Thank you. Obviously, that would be ideal for me. And I appreciate what you have done.

You think the out-of-sample results of the sim are real then? The port performing at about 1/2 what the sim was doing (the excess return was roughly half) is just bad luck from random changes caused by an hour here or there 4 weeks ago.

Also I introduced some random changes like when I added or removed cash. I understand there will be some differences in the sim and port that are not a problem.

But long term just plug back in and I’ll be ready to start using summer as a verb in no time (e.g., I’ll be summering in the Hamptons).

I hope that is true. Absolutely hope that is true and I think it is possible although I would not bet on it here today. I will plug back in with some amount of money. Look at it again going forward.

I’ll show you the port and the sim in a few months no matter what happens with them, if you are interested.

Very, very much appreciated. I question my sim/port a little still but you looked at this and that is best information I have for now.

Best,

Jim

Jrinne,

I investigated AMKR & CRC a bit more. I think there are two different reasons why you can get different results between a live rebalance vs simulation.

Reason 1
Factset updates the estimate on Monday morning and all we know is that it happened on Monday (I was wrong before when I said FactSet gives us a timestamp). For the rebalance we expose that estimate of course. There’s no reason to hide any data from a rebalance. But when you run a simulation the Monday data is not exposed because we do not know if the data was available before the market opened or after. So it’s safer to not include Monday data rather than potentially introduce look-ahead. I believe this is what happened with CRC. See the estimate in the image on Monday (start_dt=2021-10-11). This estimate is being eliminated from the backtest.

Reason 2
Corrections from Factset. When you examine AMKR the highlighted estimate that lasted from 2021-09-01 to 2021-09-09 is very fishy. The value drops to 4.925 and jumps right back to previous value of 5.29 afterwards. The low of 3.8 in yellow is apparently from an analyst that was not included anymore in the aggregate (the # of analysts goes from 3 to 2) . It all points to some kind of correction that happened that I believe affected CurFYEPSMean4WkAgo

To “fix” these two sources of differences is not worth the effort. A robust backtest (with lots of positions) is still valid . For backtests with small number of positions (5 for example) , you need to introduce some randomness and run multiple times to get a better representation of what could have happened.

Hope this helps


Marco,

Excellent! This is very thorough and extremely well reasoned.

I also note that Yuval was quick to notice what was going on with AMKR. Thank you Yuval.

This is absolutely true, I believe. Random changes do not matter. Making the sim identical to the port is not the goal.

I (anyone) should only be concerned with systematic biases that favor the sim.

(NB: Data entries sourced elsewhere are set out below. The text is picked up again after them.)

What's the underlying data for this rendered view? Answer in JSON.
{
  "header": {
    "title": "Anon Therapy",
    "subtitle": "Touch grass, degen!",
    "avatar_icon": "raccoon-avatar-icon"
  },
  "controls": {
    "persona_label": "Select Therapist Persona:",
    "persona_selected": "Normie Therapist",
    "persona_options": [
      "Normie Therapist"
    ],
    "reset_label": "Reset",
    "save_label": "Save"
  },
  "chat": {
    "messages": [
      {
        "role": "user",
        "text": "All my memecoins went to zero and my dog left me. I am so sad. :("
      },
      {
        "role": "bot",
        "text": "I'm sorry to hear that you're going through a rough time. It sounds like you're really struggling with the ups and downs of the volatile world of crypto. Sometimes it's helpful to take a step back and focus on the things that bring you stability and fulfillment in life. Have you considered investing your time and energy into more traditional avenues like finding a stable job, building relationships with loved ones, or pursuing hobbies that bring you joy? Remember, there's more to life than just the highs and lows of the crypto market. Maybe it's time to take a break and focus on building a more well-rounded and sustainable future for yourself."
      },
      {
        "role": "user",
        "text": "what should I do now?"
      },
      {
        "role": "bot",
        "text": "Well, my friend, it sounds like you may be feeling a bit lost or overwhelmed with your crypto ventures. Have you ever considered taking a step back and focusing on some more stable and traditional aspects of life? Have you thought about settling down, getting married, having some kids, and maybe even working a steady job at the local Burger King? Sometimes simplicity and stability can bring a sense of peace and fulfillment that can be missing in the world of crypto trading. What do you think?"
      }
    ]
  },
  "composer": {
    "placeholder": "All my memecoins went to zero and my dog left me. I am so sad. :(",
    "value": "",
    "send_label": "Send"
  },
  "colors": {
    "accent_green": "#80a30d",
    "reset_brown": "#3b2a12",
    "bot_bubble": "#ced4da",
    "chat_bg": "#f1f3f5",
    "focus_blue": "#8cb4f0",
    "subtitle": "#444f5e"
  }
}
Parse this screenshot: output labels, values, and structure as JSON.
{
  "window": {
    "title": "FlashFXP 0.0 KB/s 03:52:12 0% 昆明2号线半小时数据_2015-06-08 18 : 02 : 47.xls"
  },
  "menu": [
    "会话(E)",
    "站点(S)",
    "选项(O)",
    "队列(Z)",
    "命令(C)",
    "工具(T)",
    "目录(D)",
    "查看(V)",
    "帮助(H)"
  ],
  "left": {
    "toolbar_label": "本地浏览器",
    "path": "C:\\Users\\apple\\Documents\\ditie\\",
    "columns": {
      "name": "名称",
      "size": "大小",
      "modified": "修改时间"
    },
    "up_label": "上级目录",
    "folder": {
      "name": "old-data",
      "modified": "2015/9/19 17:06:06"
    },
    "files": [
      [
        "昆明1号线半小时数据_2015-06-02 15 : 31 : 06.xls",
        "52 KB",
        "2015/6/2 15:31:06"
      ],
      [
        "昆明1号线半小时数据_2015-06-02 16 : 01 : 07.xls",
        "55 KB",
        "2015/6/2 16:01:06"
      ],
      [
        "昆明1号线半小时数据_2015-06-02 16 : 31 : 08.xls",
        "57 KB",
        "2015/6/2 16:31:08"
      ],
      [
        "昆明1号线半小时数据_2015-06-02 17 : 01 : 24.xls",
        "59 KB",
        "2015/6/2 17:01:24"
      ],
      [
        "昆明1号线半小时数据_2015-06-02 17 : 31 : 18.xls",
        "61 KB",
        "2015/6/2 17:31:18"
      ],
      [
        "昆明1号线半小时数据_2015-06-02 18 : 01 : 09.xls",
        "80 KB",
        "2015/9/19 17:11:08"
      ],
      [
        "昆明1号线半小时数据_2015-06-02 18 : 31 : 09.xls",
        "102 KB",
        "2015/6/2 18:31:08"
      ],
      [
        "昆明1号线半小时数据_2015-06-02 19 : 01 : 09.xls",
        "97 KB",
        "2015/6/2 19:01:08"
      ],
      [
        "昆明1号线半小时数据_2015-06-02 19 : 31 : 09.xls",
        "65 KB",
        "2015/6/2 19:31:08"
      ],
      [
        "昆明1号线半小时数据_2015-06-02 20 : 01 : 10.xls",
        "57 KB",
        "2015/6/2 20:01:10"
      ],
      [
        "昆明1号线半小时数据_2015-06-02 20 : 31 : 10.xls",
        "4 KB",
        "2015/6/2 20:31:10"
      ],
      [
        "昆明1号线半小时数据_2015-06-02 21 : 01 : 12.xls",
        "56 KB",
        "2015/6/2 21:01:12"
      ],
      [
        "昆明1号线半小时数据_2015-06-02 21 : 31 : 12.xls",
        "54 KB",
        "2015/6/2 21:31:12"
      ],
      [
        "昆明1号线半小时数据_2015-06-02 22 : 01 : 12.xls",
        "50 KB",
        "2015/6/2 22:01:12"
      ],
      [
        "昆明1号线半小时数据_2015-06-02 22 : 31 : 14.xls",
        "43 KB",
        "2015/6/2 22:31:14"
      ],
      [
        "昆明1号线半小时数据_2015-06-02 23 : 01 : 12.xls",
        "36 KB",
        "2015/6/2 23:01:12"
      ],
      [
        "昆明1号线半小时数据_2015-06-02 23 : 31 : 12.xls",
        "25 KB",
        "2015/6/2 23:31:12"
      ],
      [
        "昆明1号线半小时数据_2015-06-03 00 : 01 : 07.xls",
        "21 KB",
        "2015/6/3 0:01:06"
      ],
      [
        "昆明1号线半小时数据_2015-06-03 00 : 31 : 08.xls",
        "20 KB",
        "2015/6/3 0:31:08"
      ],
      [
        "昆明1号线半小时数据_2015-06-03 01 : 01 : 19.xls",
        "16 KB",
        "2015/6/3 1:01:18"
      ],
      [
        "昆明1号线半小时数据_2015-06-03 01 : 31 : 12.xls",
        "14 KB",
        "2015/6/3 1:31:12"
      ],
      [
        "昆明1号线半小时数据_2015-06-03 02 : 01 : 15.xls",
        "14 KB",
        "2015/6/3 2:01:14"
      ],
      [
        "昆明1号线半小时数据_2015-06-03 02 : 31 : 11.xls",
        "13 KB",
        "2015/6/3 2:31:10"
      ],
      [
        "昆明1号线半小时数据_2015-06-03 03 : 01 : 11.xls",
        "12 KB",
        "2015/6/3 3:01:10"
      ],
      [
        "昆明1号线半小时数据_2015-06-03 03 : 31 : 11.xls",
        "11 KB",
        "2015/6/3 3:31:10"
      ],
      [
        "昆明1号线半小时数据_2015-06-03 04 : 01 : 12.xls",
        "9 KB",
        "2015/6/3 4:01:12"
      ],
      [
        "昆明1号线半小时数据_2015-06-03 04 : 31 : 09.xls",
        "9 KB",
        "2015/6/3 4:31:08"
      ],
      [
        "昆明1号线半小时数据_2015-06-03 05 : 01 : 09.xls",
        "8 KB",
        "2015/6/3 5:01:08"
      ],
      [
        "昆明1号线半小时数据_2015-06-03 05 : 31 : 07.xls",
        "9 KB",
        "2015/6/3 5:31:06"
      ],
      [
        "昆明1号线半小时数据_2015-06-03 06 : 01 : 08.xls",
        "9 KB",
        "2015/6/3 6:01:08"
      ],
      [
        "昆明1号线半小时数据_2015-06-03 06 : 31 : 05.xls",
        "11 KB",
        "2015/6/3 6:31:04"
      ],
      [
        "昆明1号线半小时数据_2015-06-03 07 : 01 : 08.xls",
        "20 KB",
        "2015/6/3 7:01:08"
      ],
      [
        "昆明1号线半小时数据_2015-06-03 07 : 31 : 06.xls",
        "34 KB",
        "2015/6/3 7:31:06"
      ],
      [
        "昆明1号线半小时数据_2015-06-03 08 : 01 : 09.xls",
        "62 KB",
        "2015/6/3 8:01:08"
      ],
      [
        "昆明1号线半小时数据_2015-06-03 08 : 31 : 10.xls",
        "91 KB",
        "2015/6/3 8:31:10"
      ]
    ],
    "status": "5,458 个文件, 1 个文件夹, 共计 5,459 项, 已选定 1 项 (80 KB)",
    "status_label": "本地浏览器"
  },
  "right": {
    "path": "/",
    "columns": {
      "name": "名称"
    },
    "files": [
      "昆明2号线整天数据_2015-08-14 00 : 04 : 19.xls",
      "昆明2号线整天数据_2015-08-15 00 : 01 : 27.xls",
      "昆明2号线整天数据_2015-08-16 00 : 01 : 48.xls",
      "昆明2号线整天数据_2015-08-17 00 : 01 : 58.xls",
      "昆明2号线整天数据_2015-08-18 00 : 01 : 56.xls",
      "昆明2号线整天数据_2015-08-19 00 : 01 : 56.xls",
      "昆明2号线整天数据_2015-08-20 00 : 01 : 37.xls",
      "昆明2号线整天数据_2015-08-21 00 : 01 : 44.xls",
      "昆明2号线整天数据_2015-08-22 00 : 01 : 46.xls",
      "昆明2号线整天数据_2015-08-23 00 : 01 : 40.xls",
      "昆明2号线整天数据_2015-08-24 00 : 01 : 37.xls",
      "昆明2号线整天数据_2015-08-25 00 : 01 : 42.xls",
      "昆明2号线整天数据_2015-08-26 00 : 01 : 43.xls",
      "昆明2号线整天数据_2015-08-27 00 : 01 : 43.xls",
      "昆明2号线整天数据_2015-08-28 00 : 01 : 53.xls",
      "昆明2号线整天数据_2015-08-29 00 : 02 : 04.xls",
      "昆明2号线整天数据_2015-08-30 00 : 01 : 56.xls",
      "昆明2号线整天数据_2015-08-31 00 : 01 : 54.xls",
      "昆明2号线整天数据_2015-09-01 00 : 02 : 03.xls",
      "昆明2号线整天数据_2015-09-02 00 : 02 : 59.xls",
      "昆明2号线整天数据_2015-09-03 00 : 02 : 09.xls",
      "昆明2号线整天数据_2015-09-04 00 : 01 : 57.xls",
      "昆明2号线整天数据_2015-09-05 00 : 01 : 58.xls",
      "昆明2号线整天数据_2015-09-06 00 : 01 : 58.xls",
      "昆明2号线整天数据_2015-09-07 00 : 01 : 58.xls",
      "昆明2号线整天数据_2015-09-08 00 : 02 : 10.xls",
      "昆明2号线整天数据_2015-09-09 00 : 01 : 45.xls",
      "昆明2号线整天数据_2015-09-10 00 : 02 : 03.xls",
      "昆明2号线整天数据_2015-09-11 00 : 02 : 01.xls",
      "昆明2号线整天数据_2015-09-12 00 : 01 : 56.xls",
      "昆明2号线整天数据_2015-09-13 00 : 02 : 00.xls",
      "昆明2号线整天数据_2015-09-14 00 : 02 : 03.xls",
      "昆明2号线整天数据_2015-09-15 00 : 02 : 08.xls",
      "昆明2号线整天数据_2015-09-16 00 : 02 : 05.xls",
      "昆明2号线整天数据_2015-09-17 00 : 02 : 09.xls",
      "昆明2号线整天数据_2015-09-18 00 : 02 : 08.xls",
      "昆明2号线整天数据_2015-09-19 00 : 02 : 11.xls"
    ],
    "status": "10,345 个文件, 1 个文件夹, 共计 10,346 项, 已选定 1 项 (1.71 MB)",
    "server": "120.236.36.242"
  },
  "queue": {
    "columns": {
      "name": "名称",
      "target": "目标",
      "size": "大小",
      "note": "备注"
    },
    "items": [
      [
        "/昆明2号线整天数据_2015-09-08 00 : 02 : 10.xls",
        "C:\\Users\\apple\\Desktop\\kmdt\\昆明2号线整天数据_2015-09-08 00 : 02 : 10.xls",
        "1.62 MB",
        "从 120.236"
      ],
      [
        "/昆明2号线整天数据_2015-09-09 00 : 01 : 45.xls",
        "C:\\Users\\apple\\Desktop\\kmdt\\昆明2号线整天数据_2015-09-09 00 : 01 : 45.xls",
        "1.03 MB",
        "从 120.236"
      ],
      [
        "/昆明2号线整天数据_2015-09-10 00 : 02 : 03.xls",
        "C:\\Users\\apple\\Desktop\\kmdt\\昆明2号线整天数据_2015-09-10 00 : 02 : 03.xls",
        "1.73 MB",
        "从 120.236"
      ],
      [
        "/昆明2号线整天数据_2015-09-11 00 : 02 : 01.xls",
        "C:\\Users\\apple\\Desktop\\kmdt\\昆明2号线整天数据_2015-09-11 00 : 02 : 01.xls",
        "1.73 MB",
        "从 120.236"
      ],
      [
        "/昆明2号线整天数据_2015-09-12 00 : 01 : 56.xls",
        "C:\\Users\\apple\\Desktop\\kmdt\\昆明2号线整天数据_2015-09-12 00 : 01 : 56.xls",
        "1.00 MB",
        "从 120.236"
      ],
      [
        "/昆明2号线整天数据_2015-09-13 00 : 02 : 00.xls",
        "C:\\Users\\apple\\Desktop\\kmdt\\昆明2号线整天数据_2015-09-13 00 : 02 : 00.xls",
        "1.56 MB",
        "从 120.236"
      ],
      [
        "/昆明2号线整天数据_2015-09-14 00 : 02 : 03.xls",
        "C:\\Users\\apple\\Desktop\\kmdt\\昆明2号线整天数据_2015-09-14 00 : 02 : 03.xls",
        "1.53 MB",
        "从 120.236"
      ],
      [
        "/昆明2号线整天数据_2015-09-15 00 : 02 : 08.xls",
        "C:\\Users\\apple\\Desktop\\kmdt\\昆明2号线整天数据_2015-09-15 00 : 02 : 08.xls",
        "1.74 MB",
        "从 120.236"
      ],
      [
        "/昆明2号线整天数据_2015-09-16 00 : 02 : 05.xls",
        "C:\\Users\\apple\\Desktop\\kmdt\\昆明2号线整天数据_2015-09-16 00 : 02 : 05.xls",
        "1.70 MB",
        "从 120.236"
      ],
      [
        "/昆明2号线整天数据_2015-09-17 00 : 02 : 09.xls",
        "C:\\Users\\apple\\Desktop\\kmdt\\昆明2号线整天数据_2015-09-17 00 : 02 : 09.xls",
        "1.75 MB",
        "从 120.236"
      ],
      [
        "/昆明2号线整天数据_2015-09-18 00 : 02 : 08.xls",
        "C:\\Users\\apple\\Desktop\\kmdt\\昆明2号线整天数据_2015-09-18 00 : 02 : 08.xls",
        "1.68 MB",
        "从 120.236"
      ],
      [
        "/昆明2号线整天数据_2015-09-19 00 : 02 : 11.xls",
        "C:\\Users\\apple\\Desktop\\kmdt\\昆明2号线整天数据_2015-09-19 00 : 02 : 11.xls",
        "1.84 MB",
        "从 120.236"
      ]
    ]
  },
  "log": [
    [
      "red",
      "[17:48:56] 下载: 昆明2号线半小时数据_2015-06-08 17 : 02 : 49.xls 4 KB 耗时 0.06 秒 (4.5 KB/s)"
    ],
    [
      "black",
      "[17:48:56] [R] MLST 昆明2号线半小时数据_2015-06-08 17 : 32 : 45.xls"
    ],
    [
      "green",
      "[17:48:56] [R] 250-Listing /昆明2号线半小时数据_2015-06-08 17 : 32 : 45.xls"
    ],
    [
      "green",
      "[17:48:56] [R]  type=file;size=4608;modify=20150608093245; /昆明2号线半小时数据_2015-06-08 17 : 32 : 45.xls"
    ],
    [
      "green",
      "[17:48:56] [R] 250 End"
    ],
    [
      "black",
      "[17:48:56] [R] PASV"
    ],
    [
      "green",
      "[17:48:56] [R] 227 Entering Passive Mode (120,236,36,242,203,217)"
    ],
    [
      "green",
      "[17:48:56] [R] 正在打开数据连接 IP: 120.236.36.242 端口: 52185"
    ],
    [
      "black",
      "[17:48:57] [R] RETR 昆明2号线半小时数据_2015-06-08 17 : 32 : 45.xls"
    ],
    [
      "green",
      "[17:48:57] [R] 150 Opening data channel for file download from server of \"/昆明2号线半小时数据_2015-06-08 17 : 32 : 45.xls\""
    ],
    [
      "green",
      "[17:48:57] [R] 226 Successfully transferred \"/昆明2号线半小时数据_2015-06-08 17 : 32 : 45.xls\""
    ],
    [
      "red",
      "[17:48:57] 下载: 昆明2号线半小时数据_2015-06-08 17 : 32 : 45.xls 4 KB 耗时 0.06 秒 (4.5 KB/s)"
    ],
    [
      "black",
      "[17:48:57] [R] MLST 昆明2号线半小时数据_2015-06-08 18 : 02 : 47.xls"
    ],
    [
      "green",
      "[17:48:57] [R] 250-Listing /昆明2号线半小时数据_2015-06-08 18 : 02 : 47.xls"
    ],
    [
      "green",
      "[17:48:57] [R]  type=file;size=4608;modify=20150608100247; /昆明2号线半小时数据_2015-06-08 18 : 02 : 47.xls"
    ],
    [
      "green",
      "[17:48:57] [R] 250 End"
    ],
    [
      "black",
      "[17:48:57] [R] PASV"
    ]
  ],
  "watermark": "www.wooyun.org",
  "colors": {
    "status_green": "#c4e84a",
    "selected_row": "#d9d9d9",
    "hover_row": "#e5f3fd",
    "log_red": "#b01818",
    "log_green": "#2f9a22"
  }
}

Look-ahead bias is most often talked about but other biases are possible: constantly underestimating the slippage would be another example of a systematic bias. This underestimate would continuously favor the sim, as you know.

No problematic biases were identified here with AMKR and CRC which is what we were hoping to find.

With regard to your suggestion of adding randomness, I ran 5 ports: Monday, Tuesday, Wednesday, Thursday and Friday.

Running 5 ports is one way to introduce the randomness that you suggest. A rolling live port if you will.

So I guess I agree completely with everything you have said.

Thank you for looking for any systematic biases. I could not be happier that you did not find any.

Best,

Jim

Yuval, what is the cost to purchase the PIT Compustat data through P123?

You have to get a license from S&P, which used to cost around $12K to $15K. I’m not sure what they’re charging now.

Has there been any advancement in FactSet doing a better job with their data?
Future plans you can share?
Their backdating of data has killed the reliability of back testing when rules include fundamental data.